When you begin to develop your New Jersey estate plan, your first considerations may be your physical property. Nowadays, however, a person’s property reaches beyond physical property. Most people also own digital assets. Do you know what happens to your digital assets if something happens to you? You have to plan ahead. 

Technology’s advancement causes the definition of digital asset to change often. The Tax Adviser references digital assets as electronic communications, financial accounts, digital collections, online reward program, cryptocurrencies and business accounts. Your digital assets are property. Now, terms-of-service agreements can affect what you can do with your accounts following your death. Most people pay little attention to terms-of-service agreements. 

It is crucial to include access to digital accounts in an estate plan for a number of reasons. Crucial information delivers through email nowadays. If someone needs access to your personal and business accounts, he or she needs access to your email. A fiduciary may not know about outstanding bank account, contractual deals or customers with no email access. 

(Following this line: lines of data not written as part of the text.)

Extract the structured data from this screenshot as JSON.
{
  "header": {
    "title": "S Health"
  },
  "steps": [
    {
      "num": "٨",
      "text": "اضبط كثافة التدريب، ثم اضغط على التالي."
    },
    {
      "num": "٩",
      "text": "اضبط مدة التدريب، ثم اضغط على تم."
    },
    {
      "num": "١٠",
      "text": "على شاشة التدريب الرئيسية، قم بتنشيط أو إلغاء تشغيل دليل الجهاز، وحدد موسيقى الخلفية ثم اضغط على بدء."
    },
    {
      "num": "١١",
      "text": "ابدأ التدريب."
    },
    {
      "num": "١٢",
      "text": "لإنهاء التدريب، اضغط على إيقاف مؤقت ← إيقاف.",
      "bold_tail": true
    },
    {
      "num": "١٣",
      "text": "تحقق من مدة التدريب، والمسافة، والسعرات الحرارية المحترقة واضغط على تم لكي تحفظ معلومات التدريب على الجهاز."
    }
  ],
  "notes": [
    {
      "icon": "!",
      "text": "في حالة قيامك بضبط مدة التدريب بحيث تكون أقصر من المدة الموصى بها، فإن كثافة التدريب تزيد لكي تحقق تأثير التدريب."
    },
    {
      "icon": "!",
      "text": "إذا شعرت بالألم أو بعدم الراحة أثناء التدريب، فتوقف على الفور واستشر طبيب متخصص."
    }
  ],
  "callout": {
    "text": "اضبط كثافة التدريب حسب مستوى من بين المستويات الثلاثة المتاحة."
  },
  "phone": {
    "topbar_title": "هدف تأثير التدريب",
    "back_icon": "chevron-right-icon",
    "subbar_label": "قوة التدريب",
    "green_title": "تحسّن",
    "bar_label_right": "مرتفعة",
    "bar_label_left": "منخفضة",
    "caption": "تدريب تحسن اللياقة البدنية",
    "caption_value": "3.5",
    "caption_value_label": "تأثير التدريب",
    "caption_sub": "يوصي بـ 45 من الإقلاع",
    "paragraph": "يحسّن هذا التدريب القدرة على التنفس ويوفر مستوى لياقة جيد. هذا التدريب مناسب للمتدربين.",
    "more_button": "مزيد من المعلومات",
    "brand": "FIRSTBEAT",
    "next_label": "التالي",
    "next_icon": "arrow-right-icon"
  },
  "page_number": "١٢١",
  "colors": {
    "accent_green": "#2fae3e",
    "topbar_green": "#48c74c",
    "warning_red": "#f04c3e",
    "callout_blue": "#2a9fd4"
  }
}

Work with digital assets the same way that you handle physical assets. Take inventory of what you own and determine what your digital assets are. Then, decide what you want to do with these assets in the event of your disability or death. List usernames, passwords and even secret questions. There are some online tools that can also help. Some accounts allow you to indicate who can access the information if something happens to you. 

The above article is for educational purposes only. It is not intended to be legal advice.